With their rigorously formal staging, Hecker’s works intensify a sensory space – one that disrupts the structural cohesion of experience and opens itself up to what Mallarmé called a “hallucinatory” experience of something that cannot be pinned down by way of a clear verbal description.

Florian Hecker creates scenarios that require an audience whose reception alone will first cause them to impart their entire tonal and psychoacoustic spectrum. The works produce a form of an Immaterial that is perceived and materialized through the very subjective process of the encounter with the same. The examination of compositional post-war Modernity and audiology encounters considerations of Conceptual Art and Minimalism on viewer involvement and subjectivization of the objective given: on perspective and situation.

Florian Hecker (*1975 in Augsburg) lives and works in Funchal, Madeira and in Edinburgh, Scotland. He studied art at the Academy of Fine Arts, Vienna, as well as Computational Linguistics and Psycholinguistics at Munich University. Hecker is currently Chancellor’s Fellow at the University of Edinburgh.
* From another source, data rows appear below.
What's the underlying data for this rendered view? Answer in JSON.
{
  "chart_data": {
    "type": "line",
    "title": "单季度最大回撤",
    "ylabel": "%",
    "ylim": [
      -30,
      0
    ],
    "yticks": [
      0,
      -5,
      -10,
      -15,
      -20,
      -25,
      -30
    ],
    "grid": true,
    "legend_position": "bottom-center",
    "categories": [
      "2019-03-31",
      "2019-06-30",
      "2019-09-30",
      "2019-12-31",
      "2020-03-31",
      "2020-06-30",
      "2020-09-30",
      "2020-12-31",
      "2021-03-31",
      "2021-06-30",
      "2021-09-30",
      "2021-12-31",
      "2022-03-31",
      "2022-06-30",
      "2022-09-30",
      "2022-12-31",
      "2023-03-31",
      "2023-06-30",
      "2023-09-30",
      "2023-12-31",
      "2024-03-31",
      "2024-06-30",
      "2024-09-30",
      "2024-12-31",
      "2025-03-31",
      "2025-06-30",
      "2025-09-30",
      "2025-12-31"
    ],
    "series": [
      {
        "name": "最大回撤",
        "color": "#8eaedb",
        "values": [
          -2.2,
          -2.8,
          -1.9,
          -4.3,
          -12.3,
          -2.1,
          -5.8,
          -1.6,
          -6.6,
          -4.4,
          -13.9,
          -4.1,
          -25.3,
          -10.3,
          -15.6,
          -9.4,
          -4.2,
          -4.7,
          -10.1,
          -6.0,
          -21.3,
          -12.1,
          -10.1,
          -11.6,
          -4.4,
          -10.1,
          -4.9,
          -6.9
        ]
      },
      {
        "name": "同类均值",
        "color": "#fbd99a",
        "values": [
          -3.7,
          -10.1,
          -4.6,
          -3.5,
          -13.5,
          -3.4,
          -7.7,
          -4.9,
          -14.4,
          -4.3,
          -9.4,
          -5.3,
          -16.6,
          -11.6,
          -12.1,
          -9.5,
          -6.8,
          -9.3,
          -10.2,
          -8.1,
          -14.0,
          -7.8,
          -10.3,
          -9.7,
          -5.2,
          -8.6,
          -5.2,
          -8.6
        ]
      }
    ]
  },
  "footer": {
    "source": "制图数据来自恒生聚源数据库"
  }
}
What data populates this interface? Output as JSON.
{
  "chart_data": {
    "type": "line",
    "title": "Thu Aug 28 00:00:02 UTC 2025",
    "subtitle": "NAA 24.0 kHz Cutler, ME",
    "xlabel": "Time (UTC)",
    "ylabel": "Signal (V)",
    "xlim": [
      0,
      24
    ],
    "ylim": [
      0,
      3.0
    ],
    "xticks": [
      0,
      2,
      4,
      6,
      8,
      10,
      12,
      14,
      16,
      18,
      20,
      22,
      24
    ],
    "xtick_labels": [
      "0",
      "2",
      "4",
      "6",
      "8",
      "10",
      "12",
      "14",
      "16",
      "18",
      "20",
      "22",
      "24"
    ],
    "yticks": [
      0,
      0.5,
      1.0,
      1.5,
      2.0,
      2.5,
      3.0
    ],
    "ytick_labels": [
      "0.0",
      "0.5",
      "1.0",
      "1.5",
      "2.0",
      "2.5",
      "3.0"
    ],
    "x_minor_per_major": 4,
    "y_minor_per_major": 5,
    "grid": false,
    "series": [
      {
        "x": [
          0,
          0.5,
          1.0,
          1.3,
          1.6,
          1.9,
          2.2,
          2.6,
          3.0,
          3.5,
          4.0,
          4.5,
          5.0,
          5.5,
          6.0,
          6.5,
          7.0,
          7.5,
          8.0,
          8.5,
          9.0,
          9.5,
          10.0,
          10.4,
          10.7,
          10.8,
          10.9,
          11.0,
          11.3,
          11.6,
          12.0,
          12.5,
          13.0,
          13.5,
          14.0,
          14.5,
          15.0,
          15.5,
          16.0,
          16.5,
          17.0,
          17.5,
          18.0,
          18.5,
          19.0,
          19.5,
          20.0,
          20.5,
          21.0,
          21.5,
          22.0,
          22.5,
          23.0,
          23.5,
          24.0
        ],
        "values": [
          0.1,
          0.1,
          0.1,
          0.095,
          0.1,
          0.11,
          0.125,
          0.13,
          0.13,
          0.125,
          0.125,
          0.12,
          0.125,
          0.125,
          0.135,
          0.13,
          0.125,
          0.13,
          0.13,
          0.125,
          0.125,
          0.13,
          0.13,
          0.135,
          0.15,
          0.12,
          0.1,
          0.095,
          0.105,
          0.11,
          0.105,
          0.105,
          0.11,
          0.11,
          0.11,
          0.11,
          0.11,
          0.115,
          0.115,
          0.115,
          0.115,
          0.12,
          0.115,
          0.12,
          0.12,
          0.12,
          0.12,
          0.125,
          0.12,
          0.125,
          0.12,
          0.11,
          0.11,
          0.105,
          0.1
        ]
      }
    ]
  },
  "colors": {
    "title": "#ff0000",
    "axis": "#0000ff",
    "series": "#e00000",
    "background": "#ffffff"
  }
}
Selected exhibitions and performances: Florian Hecker – Synopsis, Tramway, Glasgow (2017); Florian Hecker – Formulations, MMK Museum für Moderne Kunst, Frankfurt am Main (2016); Florian Hecker – Formulations, Culturgest, Porto; Künstlerhaus Graz; Midway Contemporary Art, Minneapolis (2015); Sadie Coles HQ, London; Galerie Neu, Berlin; Articulação, Lumiar Cité, Lisbon; documenta 13, Kassel; Nouveau Festival, Centre Georges Pompidou, Paris (2012).